Apple’s walled garden—once its defining feature—is now its legal liability. The company built iOS as a closed system partly for genuine security and privacy reasons, and partly because closed systems are extraordinarily profitable. You control the hardware, the OS, the app store, and the payment system. You take 30% of every transaction. That’s not a business model; it’s a printing press.

But printing presses are exactly what antitrust law was designed to scrutinize. When one company controls all the infrastructure and can change the rules unilaterally, regulators get nervous. Especially when that company also competes in the categories it’s regulating.

What Apple Will Argue

Apple’s defense is predictable: app moderation is essential. The App Store isn’t a public utility; it’s Apple’s private property. Apple gets to decide what runs on its platform, just like a newspaper gets to decide what gets published. Content moderation is hard, and sometimes developers get caught in the crossfire. That’s unfortunate but necessary.

Apple will also argue that Rave had recourse. The app review process exists. Rave could have appealed. If they felt wronged, they could have sued (which, to be fair, they’re doing now). The fact that Rave didn’t get their preferred outcome doesn’t mean the process was unfair.

This argument has some merit, but it’s weakening.

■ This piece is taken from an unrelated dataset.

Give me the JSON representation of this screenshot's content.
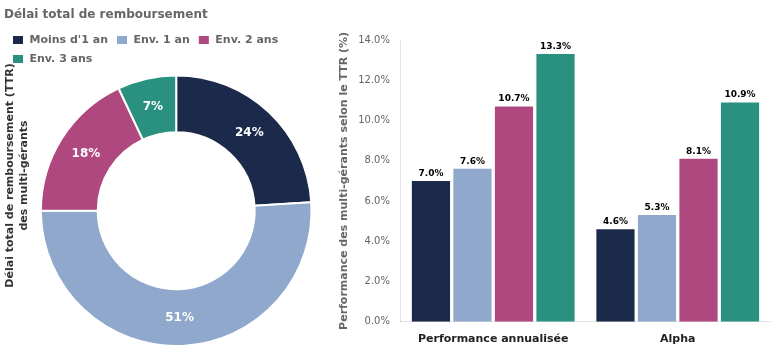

The EU is already rejecting it, and US courts are increasingly skeptical of “it’s our platform, we make the rules” defenses when one company has near-total market control. There’s a difference between editorial discretion and monopolistic gatekeeping. Apple is struggling to explain why their case is the former.

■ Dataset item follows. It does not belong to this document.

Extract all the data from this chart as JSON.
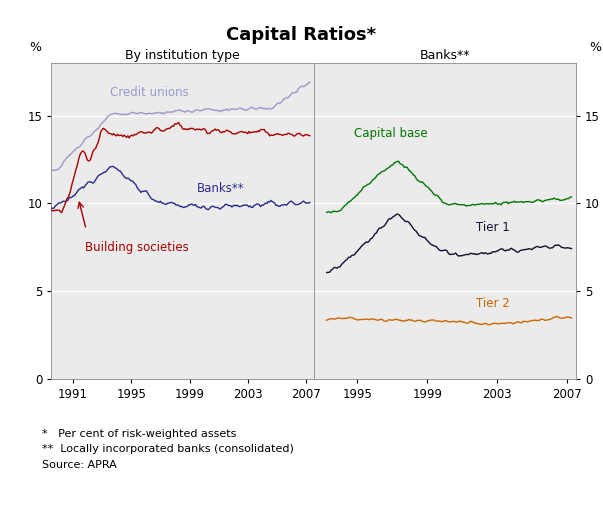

The Bigger Picture: Whose Platform Is This?

Here’s what keeps me up at night about this: we’ve built an entire digital economy on top of platforms that we don’t actually own. Millions of developers, creators, and small businesses depend on the App Store, Google Play, the web, social platforms—infrastructure they have zero control over.

That worked fine when these platforms were genuinely open or when they competed with each other. But as they’ve consolidated, as they’ve become essential infrastructure, the power dynamic has flipped. Now Apple doesn’t need developers; developers need Apple. And when you have that kind of asymmetry, abuse becomes inevitable.

Rave’s lawsuit is really asking: at what point does a platform become a utility? At what point does owning the infrastructure give you obligations, not just rights? Those are philosophical questions with legal consequences.

What Happens Next

If Rave’s case survives a motion to dismiss—a big if—we’re looking at discovery that could be devastating for Apple. We’d see internal emails about competitive decisions, moderation standards, and how Apple prioritizes its own services. We’d get clarity on whether Rave was removed for legitimate moderation reasons or competitive ones.

Even if Rave loses, the lawsuit signals to other developers that fighting back is possible. More cases will follow. The regulatory pressure from the EU and US will continue. And slowly, Apple’s absolute control over iOS will erode.

The company will adapt. It always does. But the days of Apple making unilateral, unappealable decisions about what runs on iOS are numbered. Whether that’s good or bad depends on what replaces it—real competition and developer rights, or just a different kind of gatekeeping.

For now, Rave is swinging at a giant. But the giant is already wounded, and more challengers are lining up.